The Mississippi River System is America's primary inland waterways system. It comprises the Mississippi, Arkansas, Illinois, Ohio and Tennessee Rivers, and Gulf Intracoastal Waterway. "This extensive waterway system feeds exports from grain elevators from Baton Rouge through New Orleans, to Myrtle Grove, Louisiana. This region handles 57% of U.S. corn exports in volume (valued at $4.8 billion) and 59% of U.S. soybean exports ($12.4 billion), as well as 55% of soybean meal exports and 72% of distiller's dried grains exports," said USDA in the study results.
The study noted without "consistent, predictable funding, the grain and soybean export draw area around the waterways system could shrink from an average of 150 miles, currently, to as little as 75 miles under a constrained scenario, as the cost to ship on the river increases." For corn, delays on the Mississippi River could have up to a 24 cent per bushel impact, while impact to soybeans could be up to 25 cents per bushel.
The river's infrastructure continues to deteriorate and major flood events like in 2019 put even more stress on locks and dams. Most of the locks and dams were built in the 1930s with a life expectancy of maybe 50 years.

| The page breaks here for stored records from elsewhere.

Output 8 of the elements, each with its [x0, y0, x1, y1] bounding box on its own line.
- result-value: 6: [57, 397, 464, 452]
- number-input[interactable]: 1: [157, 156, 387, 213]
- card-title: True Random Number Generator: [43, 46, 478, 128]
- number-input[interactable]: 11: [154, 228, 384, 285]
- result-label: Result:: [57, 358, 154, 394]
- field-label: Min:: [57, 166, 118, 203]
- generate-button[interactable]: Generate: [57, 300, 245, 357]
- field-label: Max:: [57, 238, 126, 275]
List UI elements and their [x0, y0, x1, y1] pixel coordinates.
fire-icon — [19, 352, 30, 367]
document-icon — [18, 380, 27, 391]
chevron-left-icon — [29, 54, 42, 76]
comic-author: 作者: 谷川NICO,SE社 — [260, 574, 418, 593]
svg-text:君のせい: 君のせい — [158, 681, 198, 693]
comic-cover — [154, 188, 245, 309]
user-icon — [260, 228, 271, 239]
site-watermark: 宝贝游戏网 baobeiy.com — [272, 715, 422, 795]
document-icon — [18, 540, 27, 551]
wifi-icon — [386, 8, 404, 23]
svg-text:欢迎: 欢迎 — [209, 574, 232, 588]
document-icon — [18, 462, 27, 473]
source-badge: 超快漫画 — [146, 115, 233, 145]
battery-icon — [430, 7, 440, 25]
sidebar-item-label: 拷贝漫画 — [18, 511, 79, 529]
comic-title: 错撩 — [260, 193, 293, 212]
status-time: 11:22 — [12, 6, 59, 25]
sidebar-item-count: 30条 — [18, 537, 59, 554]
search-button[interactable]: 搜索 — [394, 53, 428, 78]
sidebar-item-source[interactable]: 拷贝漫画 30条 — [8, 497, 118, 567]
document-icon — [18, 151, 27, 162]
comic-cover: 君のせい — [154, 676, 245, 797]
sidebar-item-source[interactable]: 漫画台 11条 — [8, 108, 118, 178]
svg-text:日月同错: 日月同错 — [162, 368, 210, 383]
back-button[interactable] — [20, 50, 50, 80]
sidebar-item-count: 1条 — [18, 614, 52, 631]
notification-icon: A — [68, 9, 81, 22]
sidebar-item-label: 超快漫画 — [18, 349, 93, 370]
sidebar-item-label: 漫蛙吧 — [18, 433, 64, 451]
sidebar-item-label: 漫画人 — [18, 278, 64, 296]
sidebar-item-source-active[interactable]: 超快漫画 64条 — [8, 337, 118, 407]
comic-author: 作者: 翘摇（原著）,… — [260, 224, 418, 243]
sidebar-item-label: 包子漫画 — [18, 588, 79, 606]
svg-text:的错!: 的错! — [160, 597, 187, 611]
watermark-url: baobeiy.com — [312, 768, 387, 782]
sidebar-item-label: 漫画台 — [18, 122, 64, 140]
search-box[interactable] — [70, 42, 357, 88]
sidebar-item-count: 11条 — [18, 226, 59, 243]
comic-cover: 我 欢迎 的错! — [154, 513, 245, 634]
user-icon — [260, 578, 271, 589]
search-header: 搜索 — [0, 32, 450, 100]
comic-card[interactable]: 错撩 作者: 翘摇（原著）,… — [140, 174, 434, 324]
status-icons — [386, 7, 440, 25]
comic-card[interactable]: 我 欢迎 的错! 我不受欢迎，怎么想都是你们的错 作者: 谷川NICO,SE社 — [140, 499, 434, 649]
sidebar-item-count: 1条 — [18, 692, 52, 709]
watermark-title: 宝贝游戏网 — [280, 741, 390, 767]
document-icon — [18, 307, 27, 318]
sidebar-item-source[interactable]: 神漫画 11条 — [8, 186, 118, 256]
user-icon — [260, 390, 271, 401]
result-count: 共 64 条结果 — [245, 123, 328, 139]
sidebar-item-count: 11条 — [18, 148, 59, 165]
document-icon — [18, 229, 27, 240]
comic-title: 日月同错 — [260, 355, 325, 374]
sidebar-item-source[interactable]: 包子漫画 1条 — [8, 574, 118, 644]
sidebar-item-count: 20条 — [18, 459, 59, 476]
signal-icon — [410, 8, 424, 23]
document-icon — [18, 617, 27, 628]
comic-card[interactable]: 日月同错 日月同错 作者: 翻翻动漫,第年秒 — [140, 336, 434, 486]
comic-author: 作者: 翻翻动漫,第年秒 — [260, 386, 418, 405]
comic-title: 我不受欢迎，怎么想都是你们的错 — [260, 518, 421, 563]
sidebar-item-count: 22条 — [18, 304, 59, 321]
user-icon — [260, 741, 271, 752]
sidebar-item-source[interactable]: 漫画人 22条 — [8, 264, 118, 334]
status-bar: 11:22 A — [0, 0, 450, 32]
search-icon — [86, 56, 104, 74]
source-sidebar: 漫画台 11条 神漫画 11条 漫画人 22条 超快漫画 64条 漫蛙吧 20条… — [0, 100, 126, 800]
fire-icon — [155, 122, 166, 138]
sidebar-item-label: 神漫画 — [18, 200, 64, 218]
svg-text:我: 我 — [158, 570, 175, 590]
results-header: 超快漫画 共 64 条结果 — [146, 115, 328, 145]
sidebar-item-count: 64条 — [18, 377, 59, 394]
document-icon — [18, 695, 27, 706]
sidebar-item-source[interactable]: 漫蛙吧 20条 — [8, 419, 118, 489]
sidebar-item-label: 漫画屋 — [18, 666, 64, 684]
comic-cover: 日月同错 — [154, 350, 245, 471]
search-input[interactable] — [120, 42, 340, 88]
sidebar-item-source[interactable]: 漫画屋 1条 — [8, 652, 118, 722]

In March 2019, the U.S. Army Corps of Engineers estimated the backlogged maintenance cost for locks and dams of the Mississippi and Illinois rivers is more than $1 billion. https://www.mvr.usace.army.mil/… .
There have been many lock and dam failures recently due to barges striking them during flooding or heavy ice events, but also due to structural failures because of old age. The Corps has been relentless in making repairs on top of normal maintenance, but eventually that may not be enough to keep those locks and dam functional.
A major failure at any of the locks and dams would paralyze commerce along the river. The U.S. government needs to get serious about properly funding the waterways infrastructure to prevent that from happening.